Peu après, sur LCI, j’ai entendu l’humoriste controversé Yassine Belattar, notoirement proche d’Emmanuel Macron, comparer l’interpellation musclée à « l’apartheid »et promettre une émeute si le prochain Ministre de l’Intérieur ne rétablissait pas le dialogue entre les jeunes des quartiers et la police. Mais que font ces deux artistes pour désenclaver leurs quartiers et pour aider ces jeunes, à part vendre des disques et/ou des places de spectacle, s’afficher avec outrance et cumuler les fans sur les réseaux sociaux ?

MHD a dû attendre que la police s’en prenne à un membre de sa famille pour faire mine de s’intéresser au sujet. Quant à M. Belattar, il n’a fait que surfer sur le buzz médiatique, sans autre solution qu’une mise en garde contre les forces de l’ordre.
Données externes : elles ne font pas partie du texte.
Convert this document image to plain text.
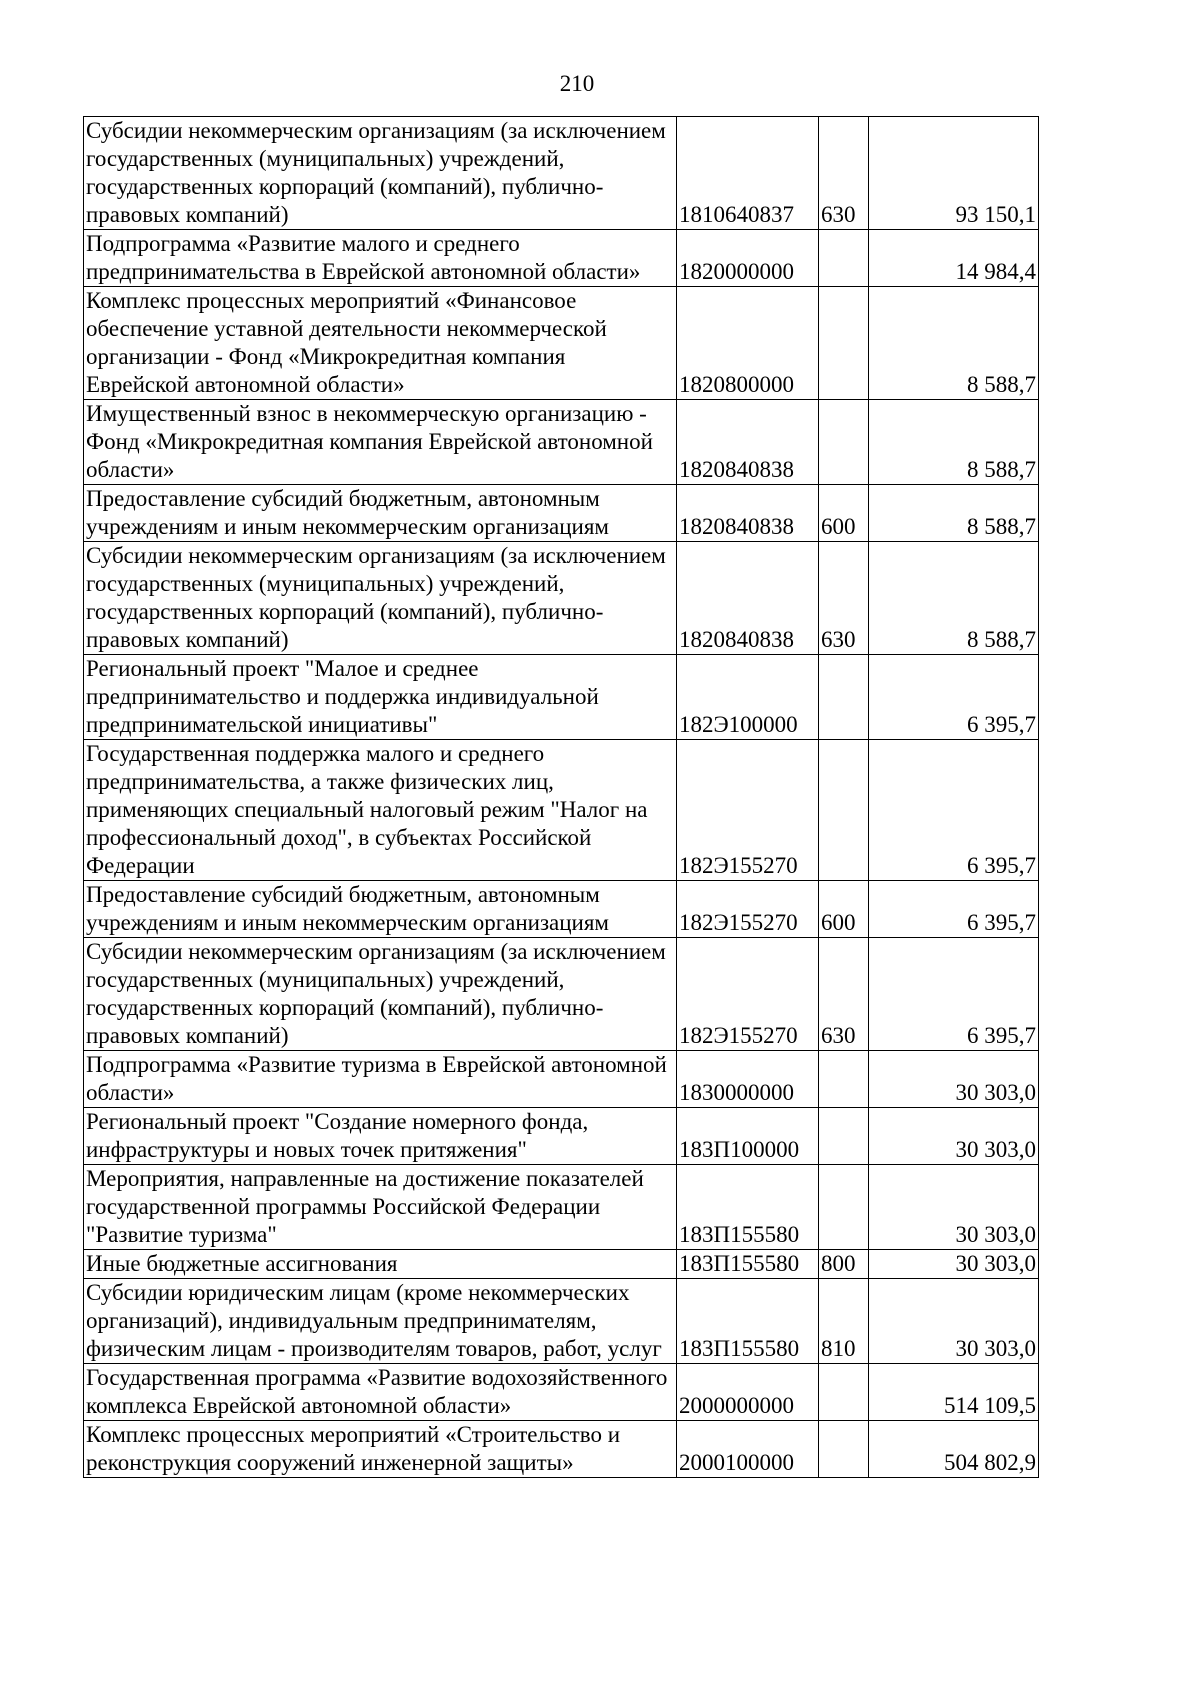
210
Субсидии некоммерческим организациям (за исключением государственных (муниципальных) учреждений, государственных корпораций (компаний), публично-правовых компаний)	1810640837	630	93 150,1
Подпрограмма «Развитие малого и среднего предпринимательства в Еврейской автономной области»	1820000000		14 984,4
Комплекс процессных мероприятий «Финансовое обеспечение уставной деятельности некоммерческой организации - Фонд «Микрокредитная компания Еврейской автономной области»	1820800000		8 588,7
Имущественный взнос в некоммерческую организацию - Фонд «Микрокредитная компания Еврейской автономной области»	1820840838		8 588,7
Предоставление субсидий бюджетным, автономным учреждениям и иным некоммерческим организациям	1820840838	600	8 588,7
Субсидии некоммерческим организациям (за исключением государственных (муниципальных) учреждений, государственных корпораций (компаний), публично-правовых компаний)	1820840838	630	8 588,7
Региональный проект "Малое и среднее предпринимательство и поддержка индивидуальной предпринимательской инициативы"	182Э100000		6 395,7
Государственная поддержка малого и среднего предпринимательства, а также физических лиц, применяющих специальный налоговый режим "Налог на профессиональный доход", в субъектах Российской Федерации	182Э155270		6 395,7
Предоставление субсидий бюджетным, автономным учреждениям и иным некоммерческим организациям	182Э155270	600	6 395,7
Субсидии некоммерческим организациям (за исключением государственных (муниципальных) учреждений, государственных корпораций (компаний), публично-правовых компаний)	182Э155270	630	6 395,7
Подпрограмма «Развитие туризма в Еврейской автономной области»	1830000000		30 303,0
Региональный проект "Создание номерного фонда, инфраструктуры и новых точек притяжения"	183П100000		30 303,0
Мероприятия, направленные на достижение показателей государственной программы Российской Федерации "Развитие туризма"	183П155580		30 303,0
Иные бюджетные ассигнования	183П155580	800	30 303,0
Субсидии юридическим лицам (кроме некоммерческих организаций), индивидуальным предпринимателям, физическим лицам - производителям товаров, работ, услуг	183П155580	810	30 303,0
Государственная программа «Развитие водохозяйственного комплекса Еврейской автономной области»	2000000000		514 109,5
Комплекс процессных мероприятий «Строительство и реконструкция сооружений инженерной защиты»	2000100000		504 802,9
Cela signifie-t-il qu’ils sont prêts à s’engager personnellement et financièrement dans l’amélioration de la situation dans les quartiers ? Pas du tout !

Messieurs, vous n’aimez pas la police ? Rassurez-vous, la police ne vous aime pas non plus. Pourtant, cela ne justifie pas votre comportement. L’incitation à la violence est un crime puni par la loi. Quant à promettre une émeute en rejetant la faute sur l’autre sans plus d’arguments, cela ne fait que renforcer l’incompréhension entre les deux camps, donc les risques de violence. Les personnalités publiques, dont les artistes, ont un devoir de responsabilité dans leurs propos. Nul ne doit tirer à la légère, même en paroles, sur un policier, car au bout du compte, ce sont des vies humaines et des familles, les mêmes familles que celle défendue par MHD, qui sont en jeu.

Il est trop facile de publier une vidéo ou de répondre à une interview et d’attiser la « haine du flic » quand on sait que les policiers ont un devoir de réserve et ont l’interdiction de répondre à des questions face caméra par souci du secret professionnel. Cela revient à leur intenter un procès sans qu’ils puissent exposer leur défense. Un artiste n’a pas à jouer le rôle du procureur, encore moins celui du juge, l’IGPN est là pour ça.

L’interpellation filmée du frère de MHD pouvait susciter des doutes ? Une enquête a été ouverte et les policiers concernés seront sanctionnés si nécessaire. J’ai confiance dans la justice de mon pays, et dans le sérieux des investigations de l’IGPN. Chaque année, de nombreux cas de sanctions, jusqu’à la révocation, sont recensés suite à une intervention de ce service.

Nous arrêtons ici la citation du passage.